In this issue of Blood, Vijenthira and colleagues report that patients who have 2 life-threatening conditions, a hematologic malignancy and infection with the virulent microbe COVID-19, face a risk of dying that is ∼1 in 3.1
Severe acute respiratory syndrome coronavirus 2 proved to be the perfect pathogen for a world unprepared. Because it is a novel virus, few people had any immunity, although some may have been spared its nastier consequences from past coronavirus infections. It spread efficiently, with a reproductive number (R0, indicating the contagiousness of the disease) between 2 and 3, meaning 1 infected person transmitted the virus to 2 or 3 others. Compare that to the R0 for the influenza pandemic of 1918, which was 2.0, or of 2009, which was 1.7.2 It proved deadly in higher numbers of people than did influenza, with a case fatality rate of ∼3% in the general populations of the United States. Our global economy and general wanderlust enabled infected hosts to spread the virus to those in immediate filial and social circles, and nearby or far-away states and countries efficiently, whereas geopolitics helped delay recognition of the seriousness of the pandemic and thwart implementation of measures to clamp it down.
Particularly vulnerable populations to COVID-19 proved to be the aged and infirm, who are more likely to have complicated comorbidities and might have an exaggerated inflammatory immune response to the virus3 ; those already at risk for adverse health outcomes based simply, and tragically, on their race4 ; and people with immune systems that were functionally compromised. Patients with hematologic malignancies are potentially ideal viral breeding grounds, with immune systems already corrupted and rendered at least somewhat incompetent by cancer, and by both cytotoxic and immunologic therapies which, by design, further suppress immune function. A recent study of >3000 patients hospitalized with COVID-19, of whom 100 had cancer, showed that patients with hematologic malignancies had higher COVID-19 viral loads, and that this was, in fact, associated with higher mortality rates.5
Vijenthria et al conducted a systematic review of studies published in PubMed and EMBASE databases, and reported on patients with hematologic malignancies and COVID-19 to determine risk of death and serious complications, such as intensive care unit admission and ventilation support. A total of 34 adult and 5 pediatric studies were included, comprising 3377 patients, the majority of which were descriptive cohort studies. Types of hematologic malignancies included lymphoid malignancies (∼66% of included patients), plasma cell dyscrasias (12%), myeloproliferative neoplasms (8%), acute leukemias (8%), and bone marrow failure syndromes (7%).
The pooled risk of death was 34%, higher (39%) for the 2361 inpatients, and lower (4%) for the 102 pediatric patients. Patients had about a 21% chance of requiring intensive care and 17% chance of being placed on mechanical ventilation. As expected, younger patients (<60 years) had a mortality risk almost half that of older patients (≥60 years, 25% vs 47%, P < .00001), and disparate health outcomes based on race were reinforced, with non-White patients more than twice as likely to die compared with White patients (relative rate = 2.2, P = .003). Recent receipt of anticancer therapy did not affect mortality risks, but cancer subtype may have, with risk of death highest for those with acquired bone marrow failure syndromes and acute leukemias. The study may have overestimated COVID-19–related deaths, as it was enriched by hospitalized patients, and as patients with advanced stage cancers may have died anyway from their competing risk.

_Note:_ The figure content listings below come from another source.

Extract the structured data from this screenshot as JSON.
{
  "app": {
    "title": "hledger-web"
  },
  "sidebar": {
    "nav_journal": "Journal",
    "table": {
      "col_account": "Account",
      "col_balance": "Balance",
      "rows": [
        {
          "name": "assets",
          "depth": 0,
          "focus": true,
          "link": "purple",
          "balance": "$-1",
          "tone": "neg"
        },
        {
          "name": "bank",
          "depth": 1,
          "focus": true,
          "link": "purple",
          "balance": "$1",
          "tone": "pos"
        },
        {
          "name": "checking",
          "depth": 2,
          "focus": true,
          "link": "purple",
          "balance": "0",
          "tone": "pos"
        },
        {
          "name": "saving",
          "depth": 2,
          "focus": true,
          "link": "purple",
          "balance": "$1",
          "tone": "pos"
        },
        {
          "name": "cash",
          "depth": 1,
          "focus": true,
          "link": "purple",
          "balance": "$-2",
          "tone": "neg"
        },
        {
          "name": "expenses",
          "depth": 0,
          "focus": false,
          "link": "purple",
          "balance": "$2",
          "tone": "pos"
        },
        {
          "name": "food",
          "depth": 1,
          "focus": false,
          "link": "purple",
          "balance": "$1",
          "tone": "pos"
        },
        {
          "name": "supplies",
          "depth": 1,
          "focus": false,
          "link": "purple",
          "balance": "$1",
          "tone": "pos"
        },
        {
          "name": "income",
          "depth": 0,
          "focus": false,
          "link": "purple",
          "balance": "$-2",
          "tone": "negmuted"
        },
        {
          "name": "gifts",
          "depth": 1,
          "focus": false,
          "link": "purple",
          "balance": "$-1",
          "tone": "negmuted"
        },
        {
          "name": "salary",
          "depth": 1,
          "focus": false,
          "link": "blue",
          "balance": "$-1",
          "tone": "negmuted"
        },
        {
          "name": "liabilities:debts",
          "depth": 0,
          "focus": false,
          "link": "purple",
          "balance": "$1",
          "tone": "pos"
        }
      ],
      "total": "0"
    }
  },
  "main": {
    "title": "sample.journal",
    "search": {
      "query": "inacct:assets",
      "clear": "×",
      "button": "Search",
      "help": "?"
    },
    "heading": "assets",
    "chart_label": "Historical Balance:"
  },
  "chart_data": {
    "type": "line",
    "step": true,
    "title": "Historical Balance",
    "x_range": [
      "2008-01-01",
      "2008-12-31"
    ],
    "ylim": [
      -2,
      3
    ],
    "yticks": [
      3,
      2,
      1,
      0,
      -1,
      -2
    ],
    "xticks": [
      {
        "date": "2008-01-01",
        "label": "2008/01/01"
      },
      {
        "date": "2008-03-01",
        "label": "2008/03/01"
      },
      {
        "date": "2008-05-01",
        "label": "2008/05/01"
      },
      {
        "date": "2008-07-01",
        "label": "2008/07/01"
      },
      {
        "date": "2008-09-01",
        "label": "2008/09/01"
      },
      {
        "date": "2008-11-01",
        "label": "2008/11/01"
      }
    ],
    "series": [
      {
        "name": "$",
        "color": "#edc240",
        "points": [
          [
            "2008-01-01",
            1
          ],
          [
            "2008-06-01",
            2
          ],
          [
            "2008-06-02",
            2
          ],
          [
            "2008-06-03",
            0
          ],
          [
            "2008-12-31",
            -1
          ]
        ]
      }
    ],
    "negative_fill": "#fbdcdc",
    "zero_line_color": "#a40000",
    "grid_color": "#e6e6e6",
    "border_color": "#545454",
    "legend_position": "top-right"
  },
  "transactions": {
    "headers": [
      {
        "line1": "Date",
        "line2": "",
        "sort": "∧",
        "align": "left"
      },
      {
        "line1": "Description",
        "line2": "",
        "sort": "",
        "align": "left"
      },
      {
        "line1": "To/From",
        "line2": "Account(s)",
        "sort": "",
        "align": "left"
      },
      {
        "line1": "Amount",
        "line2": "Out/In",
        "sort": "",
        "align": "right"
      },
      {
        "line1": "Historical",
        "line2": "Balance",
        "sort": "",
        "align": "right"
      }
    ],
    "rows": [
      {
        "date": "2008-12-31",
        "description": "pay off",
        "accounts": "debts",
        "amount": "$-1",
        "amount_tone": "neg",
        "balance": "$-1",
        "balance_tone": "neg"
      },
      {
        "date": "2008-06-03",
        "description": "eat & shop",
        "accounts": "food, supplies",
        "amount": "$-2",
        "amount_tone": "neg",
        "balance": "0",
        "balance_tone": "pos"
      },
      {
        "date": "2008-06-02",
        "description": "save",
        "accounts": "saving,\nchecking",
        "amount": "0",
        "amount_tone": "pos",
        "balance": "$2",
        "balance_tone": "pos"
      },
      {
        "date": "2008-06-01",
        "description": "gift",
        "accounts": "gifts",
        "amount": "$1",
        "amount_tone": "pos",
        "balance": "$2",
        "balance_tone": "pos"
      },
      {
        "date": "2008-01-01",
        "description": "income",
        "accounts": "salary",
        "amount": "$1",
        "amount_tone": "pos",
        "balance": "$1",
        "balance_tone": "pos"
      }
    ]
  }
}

I came of professional age in an era when practicing evidence-based medicine was held up as the gold standard for competent and trusted physicians. When faced with a new and poorly defined contagion, with conflicting data about its etiology, transmissibility, lethality, and prevention, and few rigorous studies providing insight into this basic information, I feel unmoored.
This systematic review provides us with data we can use in the common conversations we are now holding daily with our hematologic malignancy patients: That yes, they should continue to practice social distancing, wear masks, engage in good hand hygiene, and avoid risky infectious behaviors; that if they catch the virus, their chance of landing in an intensive care unit is 1 in 5, and of requiring mechanical ventilation is 1 in 6. In fact, their chance of dying from COVID-19 is >10 times higher than the general population. However, as we weigh the relative risks and benefits of initiating treatment of their cancers, we can rest easier that chemotherapy does not appear to increase their chances of dying from the virus. We await population-based studies to answer the question of whether our patients are also at higher risk of catching COVID-19.
The song Undercover of the Night by the Rolling Stones6 explores political corruption in Central and South America in the 1980s, an area of the world also hit hard by COVID-19. Similar to the virus’ path, the sinister forces of which Mick Jagger sings take people’s lives by dark of night, while the rest of us “curl up tight,” hoping that we also will not get stricken. As we await widespread implementation of an effective vaccine, our best medicine against COVID-19 is to exhort our patients to engage in preventive practices to avoid a substantial risk of dying, so that we can all walk the streets safely again one day.
Conflict-of-interest disclosure: The author serves on advisory boards for Celgene/BMS, Takeda/Millenium, and Pfizer.